MLR model for K estimation
Comparison of FFNN, KSOM, and MLR models
Further, from the statistical performance indicators (Table 4), it has been found that the FFNN model for estimating the K of soil samples performs better than the KSOM and MLR models. During the validation, the R2 and AI values for the FFNN model are 0.94 and 0.97, respectively, whereas 0.91 and 0.96, and 0.87 and 0.95 for the KSOM and MLR models, respectively. For the FFNN model, the R2 and AI values are closer to 1, indicating a better correlation with the measured values and also signifying that independent variables in the model effectively incorporate the variation in the dependent variable. Lower MAE, MBE, RMSE, and SI values, i.e., 0.007, 0.006, 0.016, and 0.229 for the FFNN model, indicate less variability with the measured values, compared to the KSOM and MLR models during validation. This further substantiates the efficacy of the FFNN model in estimating the K of soil samples. The prediction efficacy of the FFNN, KSOM, and MLR models is influenced by the information they learn during the training of model development. Notably, prediction efficacy improves when more information within a given input range is provided.
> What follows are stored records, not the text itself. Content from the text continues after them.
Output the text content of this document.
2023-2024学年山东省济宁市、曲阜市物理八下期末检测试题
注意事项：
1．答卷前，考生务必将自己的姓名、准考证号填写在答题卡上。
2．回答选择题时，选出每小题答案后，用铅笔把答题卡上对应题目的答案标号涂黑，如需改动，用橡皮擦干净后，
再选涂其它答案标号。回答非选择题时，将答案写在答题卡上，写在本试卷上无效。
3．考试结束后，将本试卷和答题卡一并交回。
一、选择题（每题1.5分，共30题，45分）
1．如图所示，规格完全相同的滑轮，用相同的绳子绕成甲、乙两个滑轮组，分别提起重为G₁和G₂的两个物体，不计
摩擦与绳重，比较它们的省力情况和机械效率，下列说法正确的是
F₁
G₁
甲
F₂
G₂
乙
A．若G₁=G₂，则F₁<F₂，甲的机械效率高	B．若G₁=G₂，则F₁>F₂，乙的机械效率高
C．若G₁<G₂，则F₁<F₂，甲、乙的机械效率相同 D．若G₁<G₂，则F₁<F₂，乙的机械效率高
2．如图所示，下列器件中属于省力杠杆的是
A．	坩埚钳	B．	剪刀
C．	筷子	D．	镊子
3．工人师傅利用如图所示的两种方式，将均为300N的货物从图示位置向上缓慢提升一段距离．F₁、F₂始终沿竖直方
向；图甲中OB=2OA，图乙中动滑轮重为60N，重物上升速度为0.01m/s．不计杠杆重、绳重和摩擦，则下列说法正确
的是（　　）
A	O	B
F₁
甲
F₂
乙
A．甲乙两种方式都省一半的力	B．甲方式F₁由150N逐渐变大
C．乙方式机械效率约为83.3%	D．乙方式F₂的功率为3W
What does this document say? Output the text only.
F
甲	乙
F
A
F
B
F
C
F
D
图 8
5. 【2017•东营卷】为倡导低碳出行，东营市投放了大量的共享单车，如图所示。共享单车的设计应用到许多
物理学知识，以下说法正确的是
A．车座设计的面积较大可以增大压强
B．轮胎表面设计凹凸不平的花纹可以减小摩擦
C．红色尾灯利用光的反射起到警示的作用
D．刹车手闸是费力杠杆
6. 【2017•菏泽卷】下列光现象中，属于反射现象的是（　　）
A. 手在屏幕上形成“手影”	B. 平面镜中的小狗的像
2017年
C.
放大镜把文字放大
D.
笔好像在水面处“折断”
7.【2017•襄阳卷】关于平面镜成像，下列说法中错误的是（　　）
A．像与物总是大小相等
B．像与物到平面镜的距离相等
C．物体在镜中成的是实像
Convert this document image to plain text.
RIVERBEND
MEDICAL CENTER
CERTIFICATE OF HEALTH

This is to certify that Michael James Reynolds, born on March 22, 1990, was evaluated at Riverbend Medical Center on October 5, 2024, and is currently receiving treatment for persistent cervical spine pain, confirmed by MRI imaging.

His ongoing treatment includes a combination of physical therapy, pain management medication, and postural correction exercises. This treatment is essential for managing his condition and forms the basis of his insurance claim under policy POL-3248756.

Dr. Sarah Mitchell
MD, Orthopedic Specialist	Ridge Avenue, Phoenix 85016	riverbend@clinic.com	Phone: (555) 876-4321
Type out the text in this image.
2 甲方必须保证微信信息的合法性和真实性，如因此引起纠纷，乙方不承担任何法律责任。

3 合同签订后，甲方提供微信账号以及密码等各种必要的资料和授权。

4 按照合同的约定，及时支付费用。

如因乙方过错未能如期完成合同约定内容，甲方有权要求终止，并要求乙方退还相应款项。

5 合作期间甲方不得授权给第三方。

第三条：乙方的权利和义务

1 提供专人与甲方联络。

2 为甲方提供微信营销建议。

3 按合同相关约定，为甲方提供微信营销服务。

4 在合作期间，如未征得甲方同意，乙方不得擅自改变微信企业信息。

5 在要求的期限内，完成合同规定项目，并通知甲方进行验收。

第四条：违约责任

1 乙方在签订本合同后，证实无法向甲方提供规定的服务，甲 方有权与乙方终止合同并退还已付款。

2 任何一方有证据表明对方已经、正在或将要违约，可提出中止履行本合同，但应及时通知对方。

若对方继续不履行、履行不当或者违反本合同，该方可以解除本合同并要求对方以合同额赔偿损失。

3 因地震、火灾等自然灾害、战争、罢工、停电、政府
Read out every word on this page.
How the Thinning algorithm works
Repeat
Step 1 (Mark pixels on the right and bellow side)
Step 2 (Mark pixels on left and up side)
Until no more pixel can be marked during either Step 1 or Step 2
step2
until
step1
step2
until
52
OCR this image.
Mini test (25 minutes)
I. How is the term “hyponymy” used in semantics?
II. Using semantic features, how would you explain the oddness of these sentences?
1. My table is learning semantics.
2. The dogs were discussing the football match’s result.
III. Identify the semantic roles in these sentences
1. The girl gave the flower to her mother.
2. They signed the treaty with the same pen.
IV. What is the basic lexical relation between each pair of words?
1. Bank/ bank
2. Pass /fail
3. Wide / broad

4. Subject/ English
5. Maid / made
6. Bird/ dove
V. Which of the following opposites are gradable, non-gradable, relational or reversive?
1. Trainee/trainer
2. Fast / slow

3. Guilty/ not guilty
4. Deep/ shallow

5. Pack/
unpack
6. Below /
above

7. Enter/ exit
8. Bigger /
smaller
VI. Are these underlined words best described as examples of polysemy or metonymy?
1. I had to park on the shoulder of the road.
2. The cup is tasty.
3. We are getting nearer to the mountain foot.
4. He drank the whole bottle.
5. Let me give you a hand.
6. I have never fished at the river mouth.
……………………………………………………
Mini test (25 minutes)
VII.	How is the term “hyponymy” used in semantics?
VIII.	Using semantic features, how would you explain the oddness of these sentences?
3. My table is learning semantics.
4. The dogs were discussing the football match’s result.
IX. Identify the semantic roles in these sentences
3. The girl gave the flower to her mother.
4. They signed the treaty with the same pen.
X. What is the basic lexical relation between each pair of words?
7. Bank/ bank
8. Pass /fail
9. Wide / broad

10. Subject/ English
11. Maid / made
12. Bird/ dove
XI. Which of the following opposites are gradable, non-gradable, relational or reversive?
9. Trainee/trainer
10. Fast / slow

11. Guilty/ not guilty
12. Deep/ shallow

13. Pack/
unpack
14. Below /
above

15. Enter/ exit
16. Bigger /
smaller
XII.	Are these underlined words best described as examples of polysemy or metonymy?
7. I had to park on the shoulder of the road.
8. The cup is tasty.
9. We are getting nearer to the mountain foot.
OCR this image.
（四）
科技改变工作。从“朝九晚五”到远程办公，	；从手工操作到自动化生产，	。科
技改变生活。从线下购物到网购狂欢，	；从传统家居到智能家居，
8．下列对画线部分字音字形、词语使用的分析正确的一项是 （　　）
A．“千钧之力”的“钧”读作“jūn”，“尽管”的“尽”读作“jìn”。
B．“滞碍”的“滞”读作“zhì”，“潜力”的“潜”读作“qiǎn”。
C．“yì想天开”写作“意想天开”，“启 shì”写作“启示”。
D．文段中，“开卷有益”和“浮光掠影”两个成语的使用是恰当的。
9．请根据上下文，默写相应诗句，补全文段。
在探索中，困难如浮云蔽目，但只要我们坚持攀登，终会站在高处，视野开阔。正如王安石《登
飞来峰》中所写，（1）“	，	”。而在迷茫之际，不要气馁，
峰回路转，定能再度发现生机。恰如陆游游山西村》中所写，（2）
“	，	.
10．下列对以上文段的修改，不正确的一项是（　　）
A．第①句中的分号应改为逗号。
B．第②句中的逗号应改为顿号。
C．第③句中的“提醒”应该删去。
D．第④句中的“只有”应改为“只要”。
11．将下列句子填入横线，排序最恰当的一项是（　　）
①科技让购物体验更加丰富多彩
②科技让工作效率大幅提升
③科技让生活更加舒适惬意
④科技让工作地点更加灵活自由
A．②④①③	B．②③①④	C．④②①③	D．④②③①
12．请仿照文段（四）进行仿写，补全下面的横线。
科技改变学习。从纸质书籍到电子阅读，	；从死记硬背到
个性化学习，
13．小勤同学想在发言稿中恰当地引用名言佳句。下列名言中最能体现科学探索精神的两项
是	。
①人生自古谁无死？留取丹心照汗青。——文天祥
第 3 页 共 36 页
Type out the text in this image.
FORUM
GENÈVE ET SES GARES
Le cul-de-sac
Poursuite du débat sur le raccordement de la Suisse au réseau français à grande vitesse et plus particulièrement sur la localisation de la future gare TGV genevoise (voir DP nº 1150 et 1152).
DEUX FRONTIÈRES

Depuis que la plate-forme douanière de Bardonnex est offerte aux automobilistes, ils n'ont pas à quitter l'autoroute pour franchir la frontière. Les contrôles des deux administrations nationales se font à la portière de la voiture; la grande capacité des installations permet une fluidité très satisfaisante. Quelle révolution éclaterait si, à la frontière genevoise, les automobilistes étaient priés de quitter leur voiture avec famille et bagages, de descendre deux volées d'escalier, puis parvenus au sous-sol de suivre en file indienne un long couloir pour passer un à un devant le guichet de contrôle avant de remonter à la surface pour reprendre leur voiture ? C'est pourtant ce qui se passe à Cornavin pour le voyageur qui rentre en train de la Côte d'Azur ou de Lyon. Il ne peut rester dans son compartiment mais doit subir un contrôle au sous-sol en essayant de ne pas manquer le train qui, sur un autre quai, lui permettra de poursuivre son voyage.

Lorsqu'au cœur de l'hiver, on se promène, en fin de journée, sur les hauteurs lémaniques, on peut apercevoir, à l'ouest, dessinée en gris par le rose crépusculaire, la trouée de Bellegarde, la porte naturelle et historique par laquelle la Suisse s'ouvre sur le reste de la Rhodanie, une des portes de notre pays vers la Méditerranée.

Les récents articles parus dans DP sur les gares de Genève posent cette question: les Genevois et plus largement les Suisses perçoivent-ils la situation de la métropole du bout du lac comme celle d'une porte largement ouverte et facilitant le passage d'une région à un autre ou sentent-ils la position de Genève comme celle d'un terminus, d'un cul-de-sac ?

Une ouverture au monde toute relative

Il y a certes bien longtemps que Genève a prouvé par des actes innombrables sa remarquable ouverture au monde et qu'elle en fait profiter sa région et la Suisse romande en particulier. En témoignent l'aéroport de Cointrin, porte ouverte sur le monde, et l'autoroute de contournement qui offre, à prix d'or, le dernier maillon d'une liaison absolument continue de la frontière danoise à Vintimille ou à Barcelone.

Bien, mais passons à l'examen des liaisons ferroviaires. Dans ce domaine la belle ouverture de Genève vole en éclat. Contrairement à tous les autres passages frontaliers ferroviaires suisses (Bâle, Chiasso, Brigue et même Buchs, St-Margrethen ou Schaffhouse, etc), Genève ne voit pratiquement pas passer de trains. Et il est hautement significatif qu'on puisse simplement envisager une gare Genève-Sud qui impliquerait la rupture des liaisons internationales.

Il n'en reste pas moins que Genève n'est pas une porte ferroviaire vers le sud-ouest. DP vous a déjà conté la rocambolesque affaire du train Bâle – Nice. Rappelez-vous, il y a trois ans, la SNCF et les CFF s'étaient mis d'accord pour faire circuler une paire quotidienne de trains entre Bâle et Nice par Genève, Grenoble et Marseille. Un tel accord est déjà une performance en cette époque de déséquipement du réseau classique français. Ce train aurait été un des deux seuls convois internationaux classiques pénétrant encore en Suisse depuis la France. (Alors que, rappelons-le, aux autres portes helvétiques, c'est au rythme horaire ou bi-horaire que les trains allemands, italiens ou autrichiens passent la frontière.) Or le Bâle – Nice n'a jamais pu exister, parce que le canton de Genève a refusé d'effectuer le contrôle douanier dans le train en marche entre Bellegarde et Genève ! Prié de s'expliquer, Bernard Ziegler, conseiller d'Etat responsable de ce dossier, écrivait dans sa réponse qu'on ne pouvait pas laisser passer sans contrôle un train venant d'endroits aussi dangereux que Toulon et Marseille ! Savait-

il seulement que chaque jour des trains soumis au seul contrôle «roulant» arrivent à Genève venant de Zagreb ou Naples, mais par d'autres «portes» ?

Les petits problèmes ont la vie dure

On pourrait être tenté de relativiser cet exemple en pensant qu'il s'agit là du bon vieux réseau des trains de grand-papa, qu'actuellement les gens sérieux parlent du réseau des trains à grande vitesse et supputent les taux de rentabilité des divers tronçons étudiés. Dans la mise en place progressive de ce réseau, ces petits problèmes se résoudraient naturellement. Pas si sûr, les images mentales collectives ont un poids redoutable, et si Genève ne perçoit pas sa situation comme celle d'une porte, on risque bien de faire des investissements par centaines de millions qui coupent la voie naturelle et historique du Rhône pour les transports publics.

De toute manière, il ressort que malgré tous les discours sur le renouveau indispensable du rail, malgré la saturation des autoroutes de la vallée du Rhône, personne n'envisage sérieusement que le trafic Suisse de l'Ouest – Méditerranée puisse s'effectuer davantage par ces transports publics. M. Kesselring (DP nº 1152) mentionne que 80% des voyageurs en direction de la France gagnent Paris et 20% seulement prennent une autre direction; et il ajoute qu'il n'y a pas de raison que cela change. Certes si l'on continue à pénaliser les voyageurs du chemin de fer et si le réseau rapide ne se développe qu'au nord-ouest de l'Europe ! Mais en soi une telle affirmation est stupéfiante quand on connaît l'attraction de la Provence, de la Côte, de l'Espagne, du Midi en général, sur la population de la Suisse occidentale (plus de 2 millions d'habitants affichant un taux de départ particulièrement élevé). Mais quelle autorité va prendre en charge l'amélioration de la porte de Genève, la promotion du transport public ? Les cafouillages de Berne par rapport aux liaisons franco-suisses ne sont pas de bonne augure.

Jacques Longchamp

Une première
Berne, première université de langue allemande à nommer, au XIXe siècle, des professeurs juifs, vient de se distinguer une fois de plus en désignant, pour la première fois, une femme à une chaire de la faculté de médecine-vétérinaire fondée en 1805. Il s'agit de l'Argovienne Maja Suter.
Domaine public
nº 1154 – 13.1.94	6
In the present study, the K values ranging from 0.01 to 0.07 cm/s appeared more frequently in the training dataset, resulting in better performance of the developed models in the lower region compared to the higher K values during validation.
CONCLUSIONS
The present study is focused on examining the efficacy of FFNN, KSOM, and MLR models to predict the hydraulic conductivity of porous media based on easily measurable soil characteristics. The correlation analysis between the dependent and independent parameters indicates that the grain size (d10 and d50), uniformity coefficient, and porosity were identified as the main factors influencing K. The K values predicted using FFNN, KSOM, and MLR models were compared with the measured values via different statistical indicators and scatter plots. The FFNN model performs better in estimating the K of soil samples during model development and validation, indicating the best-performing model. In contrast, the KSOM and MLR models perform relatively decent when estimating the K value during model development, but their performance during validation is merely adequate. The statistical indicators R2 and AI for the FFNN model are 0.94 and 0.97, respectively, and the lower values of MAE, MBE, RMSE, and SI (0.007, 0.006, 0.016, and 0.229, respectively) compared to the KSOM and MLR models during validation substantiate the efficacy of the FFNN model in estimating the K value. Comparing different models demonstrated that neural computing techniques can reduce uncertainties and provide new approaches that eliminate correlation inconsistency. The study encourages future research into these techniques for estimating K for more porous media samples with different independent parameters.
DATA AVAILABILITY STATEMENT
All relevant data are included in the paper or its Supplementary Information.
CONFLICT OF INTEREST
The authors declare there is no conflict.